Using ehCache 2.4.4, I seem to have gotten into a deadlock on the ehCache Segment object. From other logging, I know that the ‘waiting thread’, 1694 last ran anything 9 hours before this stack trace was generated. In the meantime, 1696 has gone and done a lot of other work, so this lock is definitely being held errantly.
I’m pretty confident that I am not directly locking any Segment instances directly, so I assume this is some kind of issue internal to the library. Any ideas?

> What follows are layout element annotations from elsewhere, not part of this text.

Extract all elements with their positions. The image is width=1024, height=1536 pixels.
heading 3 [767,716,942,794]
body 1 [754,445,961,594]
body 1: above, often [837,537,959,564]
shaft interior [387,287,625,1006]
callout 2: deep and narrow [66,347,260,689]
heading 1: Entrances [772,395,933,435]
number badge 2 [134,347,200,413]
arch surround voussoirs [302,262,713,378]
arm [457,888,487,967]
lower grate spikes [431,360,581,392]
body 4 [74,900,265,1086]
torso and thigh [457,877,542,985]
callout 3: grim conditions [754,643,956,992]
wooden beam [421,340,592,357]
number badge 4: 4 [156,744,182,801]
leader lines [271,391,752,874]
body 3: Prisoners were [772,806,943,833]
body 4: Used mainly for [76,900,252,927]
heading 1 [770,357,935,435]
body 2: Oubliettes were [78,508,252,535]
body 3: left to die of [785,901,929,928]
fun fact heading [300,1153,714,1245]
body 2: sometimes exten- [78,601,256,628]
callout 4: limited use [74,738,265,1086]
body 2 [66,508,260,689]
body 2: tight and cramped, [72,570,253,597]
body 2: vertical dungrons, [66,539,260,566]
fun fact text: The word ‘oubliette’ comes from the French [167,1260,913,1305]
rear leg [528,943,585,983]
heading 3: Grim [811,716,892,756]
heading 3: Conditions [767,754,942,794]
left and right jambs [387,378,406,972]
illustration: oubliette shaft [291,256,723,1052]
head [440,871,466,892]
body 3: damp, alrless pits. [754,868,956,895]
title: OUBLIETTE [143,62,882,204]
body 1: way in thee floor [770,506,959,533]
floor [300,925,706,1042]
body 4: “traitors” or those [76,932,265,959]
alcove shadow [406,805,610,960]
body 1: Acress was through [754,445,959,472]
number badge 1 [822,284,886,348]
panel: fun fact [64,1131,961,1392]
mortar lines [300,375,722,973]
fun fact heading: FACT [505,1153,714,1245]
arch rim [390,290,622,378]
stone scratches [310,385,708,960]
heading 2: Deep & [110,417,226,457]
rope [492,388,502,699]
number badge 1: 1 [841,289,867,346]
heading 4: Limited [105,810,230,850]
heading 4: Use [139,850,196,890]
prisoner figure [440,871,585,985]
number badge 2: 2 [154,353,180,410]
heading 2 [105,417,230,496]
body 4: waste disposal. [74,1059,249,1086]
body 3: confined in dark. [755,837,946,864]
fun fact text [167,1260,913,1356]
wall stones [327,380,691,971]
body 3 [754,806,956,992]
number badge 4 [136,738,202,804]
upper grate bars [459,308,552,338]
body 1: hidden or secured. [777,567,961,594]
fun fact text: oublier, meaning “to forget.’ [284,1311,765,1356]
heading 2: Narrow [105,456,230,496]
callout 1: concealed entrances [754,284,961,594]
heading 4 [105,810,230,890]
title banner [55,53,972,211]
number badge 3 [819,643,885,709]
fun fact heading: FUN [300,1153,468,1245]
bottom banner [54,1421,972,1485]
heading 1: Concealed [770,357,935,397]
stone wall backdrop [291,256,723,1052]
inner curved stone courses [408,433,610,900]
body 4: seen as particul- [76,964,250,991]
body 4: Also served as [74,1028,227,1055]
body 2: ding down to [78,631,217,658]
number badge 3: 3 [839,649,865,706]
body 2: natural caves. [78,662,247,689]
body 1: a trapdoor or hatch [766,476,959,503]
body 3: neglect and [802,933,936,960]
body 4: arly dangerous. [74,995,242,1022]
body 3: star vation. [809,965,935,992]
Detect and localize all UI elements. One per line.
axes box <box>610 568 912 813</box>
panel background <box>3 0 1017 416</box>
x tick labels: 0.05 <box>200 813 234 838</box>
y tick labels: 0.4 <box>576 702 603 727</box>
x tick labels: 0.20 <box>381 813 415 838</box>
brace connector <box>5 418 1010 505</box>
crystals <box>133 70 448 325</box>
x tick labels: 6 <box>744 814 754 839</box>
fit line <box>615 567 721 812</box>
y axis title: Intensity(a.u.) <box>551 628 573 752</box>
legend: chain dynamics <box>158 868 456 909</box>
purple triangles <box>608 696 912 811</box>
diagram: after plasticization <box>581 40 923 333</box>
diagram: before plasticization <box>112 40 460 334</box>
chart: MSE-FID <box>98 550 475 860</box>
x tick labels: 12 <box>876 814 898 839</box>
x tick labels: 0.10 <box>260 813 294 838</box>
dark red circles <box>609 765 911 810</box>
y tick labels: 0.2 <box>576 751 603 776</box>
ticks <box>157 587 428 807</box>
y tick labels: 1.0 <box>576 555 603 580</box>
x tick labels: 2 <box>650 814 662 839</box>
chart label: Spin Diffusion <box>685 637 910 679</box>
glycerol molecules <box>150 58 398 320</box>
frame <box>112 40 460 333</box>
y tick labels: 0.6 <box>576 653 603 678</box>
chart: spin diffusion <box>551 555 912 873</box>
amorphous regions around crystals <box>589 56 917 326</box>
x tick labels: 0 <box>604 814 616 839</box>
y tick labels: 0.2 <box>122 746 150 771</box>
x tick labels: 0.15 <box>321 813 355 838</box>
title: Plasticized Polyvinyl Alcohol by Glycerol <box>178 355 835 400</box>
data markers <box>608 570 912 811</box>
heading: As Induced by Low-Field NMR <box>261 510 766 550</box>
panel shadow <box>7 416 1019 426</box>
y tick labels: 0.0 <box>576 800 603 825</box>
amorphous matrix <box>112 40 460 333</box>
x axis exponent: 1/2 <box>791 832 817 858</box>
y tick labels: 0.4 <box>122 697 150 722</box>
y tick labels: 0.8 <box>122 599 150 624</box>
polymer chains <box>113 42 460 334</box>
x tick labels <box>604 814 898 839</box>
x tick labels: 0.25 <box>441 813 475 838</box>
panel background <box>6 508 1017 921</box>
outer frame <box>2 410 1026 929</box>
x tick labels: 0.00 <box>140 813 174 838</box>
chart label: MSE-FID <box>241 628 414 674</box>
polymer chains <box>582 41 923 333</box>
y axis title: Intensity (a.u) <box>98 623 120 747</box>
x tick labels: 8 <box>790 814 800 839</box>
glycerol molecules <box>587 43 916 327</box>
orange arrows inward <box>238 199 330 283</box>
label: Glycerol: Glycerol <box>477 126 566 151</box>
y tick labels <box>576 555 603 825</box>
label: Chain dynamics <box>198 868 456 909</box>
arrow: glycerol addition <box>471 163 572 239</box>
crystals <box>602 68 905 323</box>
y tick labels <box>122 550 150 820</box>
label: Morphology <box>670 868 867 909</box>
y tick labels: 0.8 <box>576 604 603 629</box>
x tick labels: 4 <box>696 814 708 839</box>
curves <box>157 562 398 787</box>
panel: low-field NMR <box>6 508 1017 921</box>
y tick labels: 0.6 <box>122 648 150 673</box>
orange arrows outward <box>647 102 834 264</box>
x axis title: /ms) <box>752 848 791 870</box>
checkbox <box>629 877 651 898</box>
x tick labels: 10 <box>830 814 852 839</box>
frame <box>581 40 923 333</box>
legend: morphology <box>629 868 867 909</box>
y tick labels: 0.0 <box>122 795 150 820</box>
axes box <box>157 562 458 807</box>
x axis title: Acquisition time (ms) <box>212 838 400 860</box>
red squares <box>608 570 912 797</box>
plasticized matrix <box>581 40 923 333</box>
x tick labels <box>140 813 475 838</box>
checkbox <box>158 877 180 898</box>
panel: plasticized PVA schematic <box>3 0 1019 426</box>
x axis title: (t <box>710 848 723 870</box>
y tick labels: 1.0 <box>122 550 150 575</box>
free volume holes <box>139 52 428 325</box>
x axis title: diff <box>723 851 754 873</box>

"Model Executor - 1696" Id=1696 in TIMED_WAITING on lock=java.util.concurrent.locks.AbstractQueuedSynchronizer$ConditionObject@92eb1ed
at sun.misc.Unsafe.park(Native Method)
at java.util.concurrent.locks.LockSupport.parkNanos(Unknown Source)
at java.util.concurrent.locks.AbstractQueuedSynchronizer$ConditionObject.awaitNanos(Unknown Source)
at java.util.concurrent.PriorityBlockingQueue.poll(Unknown Source)
at com.rtrms.application.modeling.local.BlockingTaskList.takeTask(BlockingTaskList.java:20)
at com.rtrms.application.modeling.local.ModelExecutor.executeNextTask(ModelExecutor.java:71)
at com.rtrms.application.modeling.local.ModelExecutor.run(ModelExecutor.java:46)
Locked synchronizers: count = 1
- java.util.concurrent.locks.ReentrantReadWriteLock$NonfairSync@4a3d767f
"Model Executor - 1694" Id=1694 in WAITING on lock=java.util.concurrent.locks.ReentrantReadWriteLock$NonfairSync@4a3d767f
owned by Model Executor - 1696 Id=1696
at sun.misc.Unsafe.park(Native Method)
at java.util.concurrent.locks.LockSupport.park(Unknown Source)
at java.util.concurrent.locks.AbstractQueuedSynchronizer.parkAndCheckInterrupt(Unknown Source)
at java.util.concurrent.locks.AbstractQueuedSynchronizer.doAcquireShared(Unknown Source)
at java.util.concurrent.locks.AbstractQueuedSynchronizer.acquireShared(Unknown Source)
at java.util.concurrent.locks.ReentrantReadWriteLock$ReadLock.lock(Unknown Source)
at net.sf.ehcache.store.compound.Segment.unretrievedGet(Segment.java:248)
at net.sf.ehcache.store.compound.CompoundStore.unretrievedGet(CompoundStore.java:191)
at net.sf.ehcache.store.compound.impl.DiskPersistentStore.containsKeyInMemory(DiskPersistentStore.java:72)
at net.sf.ehcache.Cache.searchInStoreWithStats(Cache.java:1884)
at net.sf.ehcache.Cache.get(Cache.java:1549)
at com.rtrms.amoeba.cache.DistributedModeledSecurities.get(DistributedModeledSecurities.java:57)
at com.rtrms.amoeba.modeling.AssertPersistedModeledSecurities.get(AssertPersistedModeledSecurities.java:44)
at com.rtrms.application.modeling.tasks.ExpandableModelingTask.getNextUnexecutedTask(ExpandableModelingTask.java:35)
at com.rtrms.application.modeling.local.BlockingTaskList.takeTask(BlockingTaskList.java:36)
at com.rtrms.application.modeling.local.ModelExecutor.executeNextTask(ModelExecutor.java:71)
at com.rtrms.application.modeling.local.ModelExecutor.run(ModelExecutor.java:46)
Locked synchronizers: count = 0
Turns out that calls like Cache.acquireWriteLockOnKey end up obtaining a lock on the internal Segment, so this apparent deadlock was caused by a .unlock call that wasn’t in a finally block.
Editorial comment: It also implies that you can get contention trying to lock two different keys that just happened to be in the same Segment, which is pretty unfortunate.